Rozalynd rozparła się na mentalnym swym szezlongu, wyciągnęła nogi daleko przed siebie. Mebel ten zacny pozwalał jej na taki zabieg, choć nogi miała iście długie, jak antylopa gnu, czy inne okapi. Pozwoliła, by Matylda napełniła jej kieliszek wybornością malibu (z pozdrowieniami dla Seeker, która była łaskawa przypomnieć mi, wygłodniałej już nieco alkoholu, o czymś tak wspaniale pieszczącym zmysły. I z nutką dekadencji, ą, ę, prawda).
– To ciekawe, jak życie lubi weryfikować nasze poglądy. I dobrze w sumie, że czasem daje nam pstryczka w nos. Należy nam się. Należy się tym, których nasze pochopne poglądy krzywdzą.
Matylda nic nie powiedziała, tylko przygarnęła butelkę, z której przed chwilą nalewała koleżance. Butelka, jak się zdawało, całą swą zgrabną i pełną powabnych kształtów sylwetką była jej wdzięczna za okazaną sympatię.
– W czasach odległych o lata świetlne od dzisiaj – ciągnęła Rozalynd – w prehistorii mojego obecnego ja, a więc przed własną ciążą, bezrefleksyjnie dzieliłam z otoczeniem pogląd, iż stan ten, choć odmienny, nie jest chorobą. W domyśle: co te kobiety po zaciążeniu tak często na chorobowe idą, miast pracować, jak Bóg przykazał, jak każdy normalny człowiek. No bo, że co, trochę wymiotów?

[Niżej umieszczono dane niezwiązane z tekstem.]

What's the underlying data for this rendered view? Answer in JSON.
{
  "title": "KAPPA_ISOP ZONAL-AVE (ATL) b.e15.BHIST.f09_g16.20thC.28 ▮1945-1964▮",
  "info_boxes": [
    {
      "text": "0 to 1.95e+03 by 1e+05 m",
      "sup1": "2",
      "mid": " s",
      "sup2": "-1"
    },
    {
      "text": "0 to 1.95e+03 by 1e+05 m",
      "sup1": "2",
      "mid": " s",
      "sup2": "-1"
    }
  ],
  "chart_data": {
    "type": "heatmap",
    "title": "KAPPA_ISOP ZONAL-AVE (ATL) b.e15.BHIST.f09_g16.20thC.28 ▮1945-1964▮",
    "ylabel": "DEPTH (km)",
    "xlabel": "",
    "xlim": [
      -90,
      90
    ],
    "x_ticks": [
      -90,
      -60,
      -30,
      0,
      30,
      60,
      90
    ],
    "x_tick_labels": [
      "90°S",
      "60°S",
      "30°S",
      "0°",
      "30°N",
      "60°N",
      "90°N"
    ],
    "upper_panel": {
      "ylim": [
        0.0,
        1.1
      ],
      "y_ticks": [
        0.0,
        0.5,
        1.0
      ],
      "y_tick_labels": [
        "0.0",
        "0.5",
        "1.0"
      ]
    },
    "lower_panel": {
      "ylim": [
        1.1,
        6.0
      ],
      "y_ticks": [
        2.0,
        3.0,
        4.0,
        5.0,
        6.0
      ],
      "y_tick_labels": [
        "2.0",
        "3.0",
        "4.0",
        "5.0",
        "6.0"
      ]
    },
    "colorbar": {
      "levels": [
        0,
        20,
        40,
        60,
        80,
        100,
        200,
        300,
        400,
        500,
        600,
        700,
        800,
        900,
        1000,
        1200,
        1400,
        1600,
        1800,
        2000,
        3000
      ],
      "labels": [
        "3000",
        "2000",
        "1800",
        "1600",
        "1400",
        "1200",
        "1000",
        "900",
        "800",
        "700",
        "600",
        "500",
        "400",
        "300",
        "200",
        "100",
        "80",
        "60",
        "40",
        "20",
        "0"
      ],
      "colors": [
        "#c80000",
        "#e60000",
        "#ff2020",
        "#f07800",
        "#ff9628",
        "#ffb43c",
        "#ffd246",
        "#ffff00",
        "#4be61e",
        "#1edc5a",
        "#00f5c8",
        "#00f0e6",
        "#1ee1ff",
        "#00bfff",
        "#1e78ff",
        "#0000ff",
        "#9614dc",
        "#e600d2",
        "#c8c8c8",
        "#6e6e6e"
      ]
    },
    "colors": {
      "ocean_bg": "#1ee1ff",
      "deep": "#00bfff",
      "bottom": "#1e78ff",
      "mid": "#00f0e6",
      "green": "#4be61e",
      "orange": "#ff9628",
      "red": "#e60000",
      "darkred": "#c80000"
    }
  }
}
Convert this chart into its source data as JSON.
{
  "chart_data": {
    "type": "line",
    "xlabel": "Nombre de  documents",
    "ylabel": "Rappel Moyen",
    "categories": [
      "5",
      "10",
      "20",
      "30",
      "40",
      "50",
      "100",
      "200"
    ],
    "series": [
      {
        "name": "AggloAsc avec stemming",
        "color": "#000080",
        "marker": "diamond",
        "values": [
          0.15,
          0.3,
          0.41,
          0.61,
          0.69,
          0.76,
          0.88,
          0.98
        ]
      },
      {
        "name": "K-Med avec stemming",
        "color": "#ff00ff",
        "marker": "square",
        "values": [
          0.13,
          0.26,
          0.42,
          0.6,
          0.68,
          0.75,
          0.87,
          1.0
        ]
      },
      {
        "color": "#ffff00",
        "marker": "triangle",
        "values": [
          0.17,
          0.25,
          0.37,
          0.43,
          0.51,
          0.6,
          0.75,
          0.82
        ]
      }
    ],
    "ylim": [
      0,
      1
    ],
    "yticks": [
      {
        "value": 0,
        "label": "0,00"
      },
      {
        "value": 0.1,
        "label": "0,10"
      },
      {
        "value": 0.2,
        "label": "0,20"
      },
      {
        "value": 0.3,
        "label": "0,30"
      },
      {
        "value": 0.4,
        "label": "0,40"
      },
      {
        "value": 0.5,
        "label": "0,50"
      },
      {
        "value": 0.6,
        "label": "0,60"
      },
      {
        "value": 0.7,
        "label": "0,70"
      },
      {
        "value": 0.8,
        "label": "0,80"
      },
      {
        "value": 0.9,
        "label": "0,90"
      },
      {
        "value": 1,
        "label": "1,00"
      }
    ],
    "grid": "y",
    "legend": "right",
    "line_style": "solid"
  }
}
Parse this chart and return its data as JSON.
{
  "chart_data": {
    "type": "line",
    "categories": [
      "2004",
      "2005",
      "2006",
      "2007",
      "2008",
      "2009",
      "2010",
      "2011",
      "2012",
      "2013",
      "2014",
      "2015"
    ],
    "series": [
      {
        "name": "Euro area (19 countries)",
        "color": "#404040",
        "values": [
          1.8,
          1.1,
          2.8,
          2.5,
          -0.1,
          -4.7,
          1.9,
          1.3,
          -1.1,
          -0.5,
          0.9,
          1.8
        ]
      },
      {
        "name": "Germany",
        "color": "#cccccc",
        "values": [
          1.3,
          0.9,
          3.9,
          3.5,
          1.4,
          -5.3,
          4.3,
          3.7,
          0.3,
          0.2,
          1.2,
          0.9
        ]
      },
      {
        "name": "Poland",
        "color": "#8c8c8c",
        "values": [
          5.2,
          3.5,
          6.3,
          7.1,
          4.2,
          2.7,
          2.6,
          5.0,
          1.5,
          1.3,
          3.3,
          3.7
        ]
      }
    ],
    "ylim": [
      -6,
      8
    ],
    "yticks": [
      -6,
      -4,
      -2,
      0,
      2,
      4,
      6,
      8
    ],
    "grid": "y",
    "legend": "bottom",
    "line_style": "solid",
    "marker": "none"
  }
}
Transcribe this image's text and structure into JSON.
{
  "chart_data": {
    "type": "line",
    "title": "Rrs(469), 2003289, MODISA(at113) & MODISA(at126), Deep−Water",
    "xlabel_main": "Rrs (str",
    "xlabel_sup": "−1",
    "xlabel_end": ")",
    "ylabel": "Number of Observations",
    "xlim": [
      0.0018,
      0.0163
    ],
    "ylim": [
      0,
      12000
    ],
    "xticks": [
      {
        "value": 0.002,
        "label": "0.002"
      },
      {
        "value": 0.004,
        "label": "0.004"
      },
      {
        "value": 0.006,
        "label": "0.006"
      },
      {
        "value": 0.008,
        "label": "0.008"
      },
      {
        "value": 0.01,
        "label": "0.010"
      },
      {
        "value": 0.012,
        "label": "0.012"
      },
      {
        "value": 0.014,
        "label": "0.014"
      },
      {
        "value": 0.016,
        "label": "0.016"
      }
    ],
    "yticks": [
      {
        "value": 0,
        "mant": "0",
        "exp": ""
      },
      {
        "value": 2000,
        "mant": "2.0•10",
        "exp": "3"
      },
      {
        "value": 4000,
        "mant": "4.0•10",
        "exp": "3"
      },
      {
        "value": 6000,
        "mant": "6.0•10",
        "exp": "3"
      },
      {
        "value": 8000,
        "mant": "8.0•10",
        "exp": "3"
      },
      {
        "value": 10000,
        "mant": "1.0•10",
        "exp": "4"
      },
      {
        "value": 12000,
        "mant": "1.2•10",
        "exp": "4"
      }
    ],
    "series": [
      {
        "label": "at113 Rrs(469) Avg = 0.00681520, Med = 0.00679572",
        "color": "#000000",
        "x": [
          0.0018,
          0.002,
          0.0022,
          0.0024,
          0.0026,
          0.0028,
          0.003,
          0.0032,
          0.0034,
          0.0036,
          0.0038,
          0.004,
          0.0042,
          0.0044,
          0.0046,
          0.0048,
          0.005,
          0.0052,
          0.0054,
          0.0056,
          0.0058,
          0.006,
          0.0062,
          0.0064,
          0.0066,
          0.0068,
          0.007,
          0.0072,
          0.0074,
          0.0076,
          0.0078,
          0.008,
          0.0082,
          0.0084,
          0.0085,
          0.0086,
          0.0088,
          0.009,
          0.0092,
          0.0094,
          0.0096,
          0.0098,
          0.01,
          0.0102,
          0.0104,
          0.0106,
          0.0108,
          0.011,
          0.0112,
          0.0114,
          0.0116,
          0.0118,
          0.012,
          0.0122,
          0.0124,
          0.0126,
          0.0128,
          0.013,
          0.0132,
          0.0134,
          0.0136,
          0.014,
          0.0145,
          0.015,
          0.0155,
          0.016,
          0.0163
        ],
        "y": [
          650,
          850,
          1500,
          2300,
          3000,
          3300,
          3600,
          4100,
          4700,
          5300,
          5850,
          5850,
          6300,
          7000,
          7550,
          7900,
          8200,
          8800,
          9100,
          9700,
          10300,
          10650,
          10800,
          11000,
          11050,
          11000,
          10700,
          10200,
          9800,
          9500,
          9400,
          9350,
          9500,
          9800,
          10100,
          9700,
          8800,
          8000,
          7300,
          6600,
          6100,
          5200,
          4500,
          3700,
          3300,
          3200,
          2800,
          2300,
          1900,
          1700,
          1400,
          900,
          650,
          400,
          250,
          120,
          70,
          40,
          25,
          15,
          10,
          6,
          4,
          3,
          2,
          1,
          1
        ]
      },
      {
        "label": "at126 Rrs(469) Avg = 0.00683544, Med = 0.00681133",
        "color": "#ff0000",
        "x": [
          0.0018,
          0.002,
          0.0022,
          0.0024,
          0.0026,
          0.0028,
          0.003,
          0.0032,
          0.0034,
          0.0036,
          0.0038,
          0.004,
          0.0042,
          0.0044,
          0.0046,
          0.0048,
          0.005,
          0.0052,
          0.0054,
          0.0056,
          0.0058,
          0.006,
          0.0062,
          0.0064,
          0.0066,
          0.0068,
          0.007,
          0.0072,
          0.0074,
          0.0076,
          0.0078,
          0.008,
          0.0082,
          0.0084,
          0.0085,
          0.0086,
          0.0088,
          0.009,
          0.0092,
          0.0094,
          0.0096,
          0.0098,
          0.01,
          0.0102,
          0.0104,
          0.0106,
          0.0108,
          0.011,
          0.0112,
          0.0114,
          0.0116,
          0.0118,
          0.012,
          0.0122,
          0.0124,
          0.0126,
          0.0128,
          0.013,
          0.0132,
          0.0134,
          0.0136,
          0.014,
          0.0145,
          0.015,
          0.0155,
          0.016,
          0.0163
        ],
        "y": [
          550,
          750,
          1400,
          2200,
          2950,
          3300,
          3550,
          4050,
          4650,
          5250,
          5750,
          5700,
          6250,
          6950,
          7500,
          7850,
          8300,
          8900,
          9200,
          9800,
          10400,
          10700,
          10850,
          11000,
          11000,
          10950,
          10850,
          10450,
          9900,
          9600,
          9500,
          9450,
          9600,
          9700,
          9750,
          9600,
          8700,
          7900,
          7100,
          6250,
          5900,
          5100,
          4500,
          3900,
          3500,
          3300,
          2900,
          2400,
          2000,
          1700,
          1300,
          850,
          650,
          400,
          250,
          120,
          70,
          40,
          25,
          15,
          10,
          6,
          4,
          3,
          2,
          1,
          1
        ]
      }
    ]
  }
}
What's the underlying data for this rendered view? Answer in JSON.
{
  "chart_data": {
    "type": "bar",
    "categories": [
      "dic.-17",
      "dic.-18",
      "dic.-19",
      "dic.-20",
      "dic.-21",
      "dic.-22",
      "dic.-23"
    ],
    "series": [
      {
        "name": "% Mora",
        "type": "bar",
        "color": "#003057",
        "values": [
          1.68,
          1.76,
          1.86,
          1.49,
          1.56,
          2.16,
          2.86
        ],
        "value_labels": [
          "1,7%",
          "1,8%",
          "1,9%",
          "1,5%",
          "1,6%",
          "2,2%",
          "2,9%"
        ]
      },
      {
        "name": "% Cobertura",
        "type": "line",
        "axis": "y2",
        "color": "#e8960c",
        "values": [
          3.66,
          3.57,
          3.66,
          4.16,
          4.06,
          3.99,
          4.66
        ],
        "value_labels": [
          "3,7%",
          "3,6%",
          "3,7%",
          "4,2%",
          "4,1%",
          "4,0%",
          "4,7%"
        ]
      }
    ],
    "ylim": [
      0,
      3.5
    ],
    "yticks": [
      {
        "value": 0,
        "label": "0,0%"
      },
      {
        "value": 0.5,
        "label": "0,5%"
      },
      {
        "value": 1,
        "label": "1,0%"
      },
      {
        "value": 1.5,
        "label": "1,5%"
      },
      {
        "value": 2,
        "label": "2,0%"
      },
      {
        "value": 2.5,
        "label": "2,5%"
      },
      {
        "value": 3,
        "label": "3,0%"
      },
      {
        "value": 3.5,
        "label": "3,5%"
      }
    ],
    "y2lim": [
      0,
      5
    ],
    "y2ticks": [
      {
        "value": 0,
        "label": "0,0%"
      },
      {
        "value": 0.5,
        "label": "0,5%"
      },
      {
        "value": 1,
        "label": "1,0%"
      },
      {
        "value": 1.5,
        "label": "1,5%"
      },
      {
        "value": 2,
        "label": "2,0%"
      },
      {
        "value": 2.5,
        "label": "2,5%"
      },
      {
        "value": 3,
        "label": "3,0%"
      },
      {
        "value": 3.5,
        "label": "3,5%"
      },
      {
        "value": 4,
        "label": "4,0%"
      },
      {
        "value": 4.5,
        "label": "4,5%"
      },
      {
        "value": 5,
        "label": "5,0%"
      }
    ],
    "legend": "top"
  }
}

Na otoczenie rzeczone składały się głównie osoby pracujące na tak zwany własny rachunek; co, jak życie miało później dobitnie mi unaocznić, znamienne i na dowcip mało śmieszny zakrawające, byli to akuratnie mężczyźni. Były też jednak kobiety, które, jeśli dać wiarę ich zapewnieniom, same ciąże swoje przeszły bez większego echa oraz bez mocniejszych niedogodności, raźnie okna szorując, podłogi pucując w wysokim będąc stanie zaawansowania, czy – o zgrozo! – wózki taszcząc z już wcześniej narodzonym potomstwem po schodach (co z kolei w jakże potwornym stawia świetle ich drugie połowy!). Nawet, proszę ja was, siostra moja rodzona, która ubiegła mnie w ciążowych zawodach o niespełna pół roku (co z jej strony było oczywistym falstartem, nigdy wcześniej nie sygnalizowała chęci… No dobra, naginam rzeczywistość, mówiła coś) do pracy śmigała do ósmego miesiąca ciąży włącznie, a podczas rozmów skajpowych (gdyż albowiem ponieważ była wyemigrowała kilka lat wstecz gdzieś w okolice Montmartre’u, co uczyniła na tyle skutecznie, że wraca w rodzinne lasy tylko na wakacje. I to i tak nie wszystkie, z tego mianowicie tytułu, że w naszych lasach nie ma ani oceanu, ani gór, ani nawet zamków, choć to wydaje się zgoła nie do pomyślenia) powiedziała mi kilka razy, że – uwaga, uwaga! – gdyby nie rosnący brzuch, to by nawet nie wiedziała, iż jest w stanie błogosławionym! Ot, sprawiedliwość Mateczki Natury, nest-ce pas?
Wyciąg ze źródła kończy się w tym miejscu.